Analysts stop spending hours copying numbers from PDFs into spreadsheets and start spending that time on analysis. Quant teams can backtest signals across thousands of filers without manually auditing each extraction. Risk models can incorporate non-standard data like contingent liabilities, related-party transactions, and off-balance-sheet exposures that were previously too expensive to extract at scale.
Perhaps most importantly, the data becomes auditable. When every extracted value carries a citation back to the exact location in the source document, the research process gains a layer of traceability that manual workflows never had. An analyst can click from a number in a model to the specific cell in the specific table on the specific page of the specific filing it came from. In regulated environments, this level of traceability is not a nice-to-have but a hard requirement.

The LLM dimension
The rise of LLM-powered research tools makes reliable extraction even more critical. Large language models are increasingly used to summarize filings, compare disclosures across companies, and answer natural-language questions about financial data, but these models are only as good as the data they receive.
Feed an LLM a raw 10-K PDF and ask it to extract the debt maturity schedule, and you'll get plausible-looking numbers that may or may not match the source. The model will confidently produce output regardless of whether it correctly parsed the table structure. In financial research, "mostly right" is often worse than "no answer" because a hallucinated number that looks reasonable can flow into a model undetected.
The solution is not to avoid LLMs but to feed them structured, validated data extracted by systems that are purpose-built for document understanding. When an LLM operates on accurately extracted, schema-conformant data with source citations intact, it shifts from a liability to a genuine accelerator.
Where this is going
The volume of financial documents is only increasing, with EDGAR alone adding tens of thousands of filings each quarter. Private markets generate even more, including pitch decks, CIMs, and quarterly reports from portfolio companies, with no standardized format at all. The firms that build reliable, automated pipelines from document to dataset now will have a structural advantage as the surface area of available information continues to expand.
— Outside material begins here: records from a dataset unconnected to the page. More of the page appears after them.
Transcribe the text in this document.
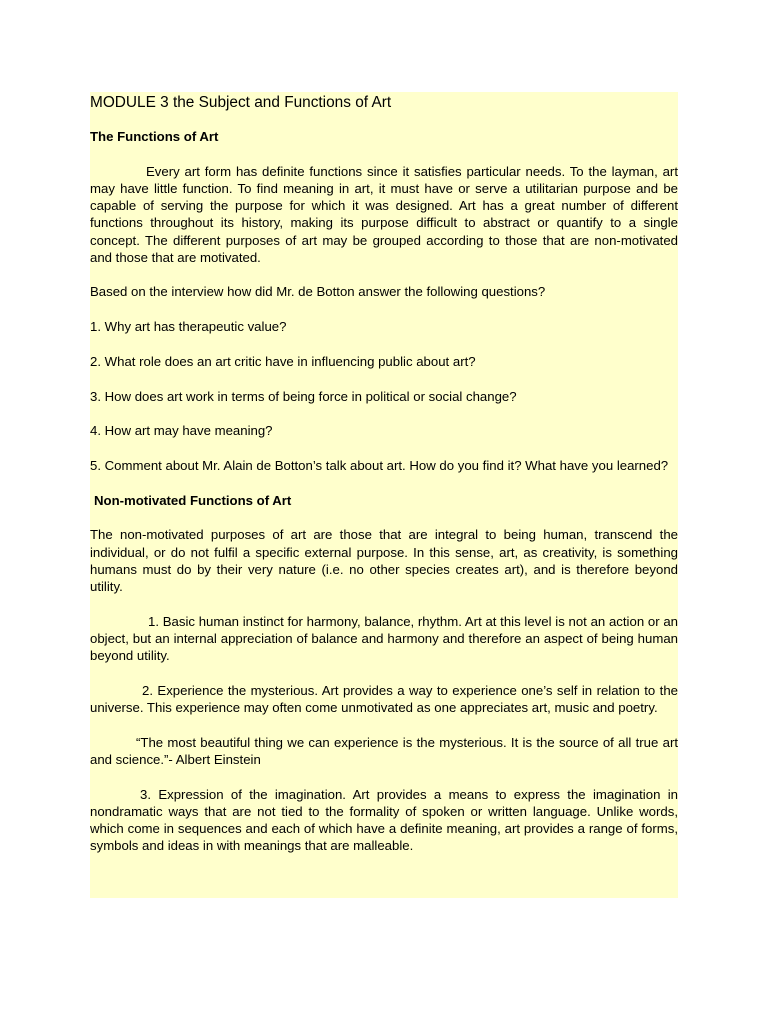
MODULE 3 the Subject and Functions of Art

The Functions of Art

Every art form has definite functions since it satisfies particular needs. To the layman, art may have little function. To find meaning in art, it must have or serve a utilitarian purpose and be capable of serving the purpose for which it was designed. Art has a great number of different functions throughout its history, making its purpose difficult to abstract or quantify to a single concept. The different purposes of art may be grouped according to those that are non-motivated and those that are motivated.

Based on the interview how did Mr. de Botton answer the following questions?

1. Why art has therapeutic value?

2. What role does an art critic have in influencing public about art?

3. How does art work in terms of being force in political or social change?

4. How art may have meaning?

5. Comment about Mr. Alain de Botton’s talk about art. How do you find it? What have you learned?

Non-motivated Functions of Art

The non-motivated purposes of art are those that are integral to being human, transcend the individual, or do not fulfil a specific external purpose. In this sense, art, as creativity, is something humans must do by their very nature (i.e. no other species creates art), and is therefore beyond utility.

1. Basic human instinct for harmony, balance, rhythm. Art at this level is not an action or an object, but an internal appreciation of balance and harmony and therefore an aspect of being human beyond utility.

2. Experience the mysterious. Art provides a way to experience one’s self in relation to the universe. This experience may often come unmotivated as one appreciates art, music and poetry.

“The most beautiful thing we can experience is the mysterious. It is the source of all true art and science.”- Albert Einstein

3. Expression of the imagination. Art provides a means to express the imagination in nondramatic ways that are not tied to the formality of spoken or written language. Unlike words, which come in sequences and each of which have a definite meaning, art provides a range of forms, symbols and ideas in with meanings that are malleable.
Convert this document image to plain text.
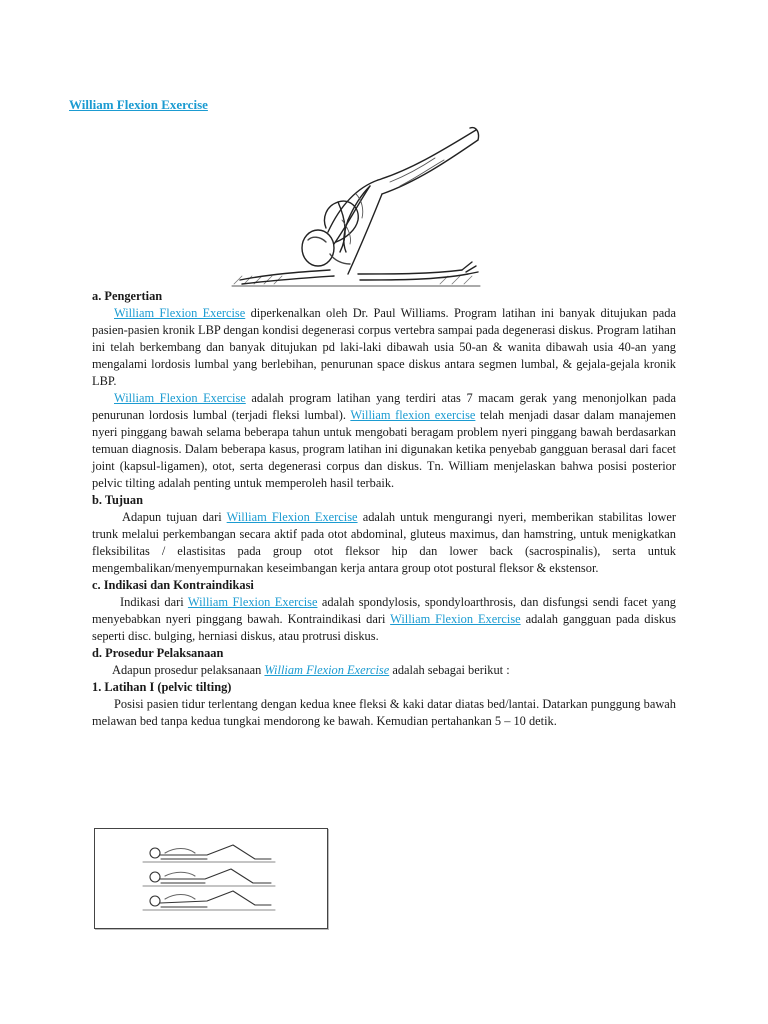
William Flexion Exercise

a. Pengertian

William Flexion Exercise diperkenalkan oleh Dr. Paul Williams. Program latihan ini banyak ditujukan pada pasien-pasien kronik LBP dengan kondisi degenerasi corpus vertebra sampai pada degenerasi diskus. Program latihan ini telah berkembang dan banyak ditujukan pd laki-laki dibawah usia 50-an & wanita dibawah usia 40-an yang mengalami lordosis lumbal yang berlebihan, penurunan space diskus antara segmen lumbal, & gejala-gejala kronik LBP.

William Flexion Exercise adalah program latihan yang terdiri atas 7 macam gerak yang menonjolkan pada penurunan lordosis lumbal (terjadi fleksi lumbal). William flexion exercise telah menjadi dasar dalam manajemen nyeri pinggang bawah selama beberapa tahun untuk mengobati beragam problem nyeri pinggang bawah berdasarkan temuan diagnosis. Dalam beberapa kasus, program latihan ini digunakan ketika penyebab gangguan berasal dari facet joint (kapsul-ligamen), otot, serta degenerasi corpus dan diskus. Tn. William menjelaskan bahwa posisi posterior pelvic tilting adalah penting untuk memperoleh hasil terbaik.

b. Tujuan

Adapun tujuan dari William Flexion Exercise adalah untuk mengurangi nyeri, memberikan stabilitas lower trunk melalui perkembangan secara aktif pada otot abdominal, gluteus maximus, dan hamstring, untuk menigkatkan fleksibilitas / elastisitas pada group otot fleksor hip dan lower back (sacrospinalis), serta untuk mengembalikan/menyempurnakan keseimbangan kerja antara group otot postural fleksor & ekstensor.

c. Indikasi dan Kontraindikasi

Indikasi dari William Flexion Exercise adalah spondylosis, spondyloarthrosis, dan disfungsi sendi facet yang menyebabkan nyeri pinggang bawah. Kontraindikasi dari William Flexion Exercise adalah gangguan pada diskus seperti disc. bulging, herniasi diskus, atau protrusi diskus.

d. Prosedur Pelaksanaan

Adapun prosedur pelaksanaan William Flexion Exercise adalah sebagai berikut :

1. Latihan I (pelvic tilting)

Posisi pasien tidur terlentang dengan kedua knee fleksi & kaki datar diatas bed/lantai. Datarkan punggung bawah melawan bed tanpa kedua tungkai mendorong ke bawah. Kemudian pertahankan 5 – 10 detik.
The technology to do this at production quality exists today, and the question for research teams is whether they build it in-house, investing in layout models, table parsers, schema engines, and citation systems, or partner with a platform that has already solved these problems across billions of pages.
Either way, the era of copying numbers out of PDFs is ending, and the firms that recognize it first will move faster, cover more ground, and make better decisions with the same team.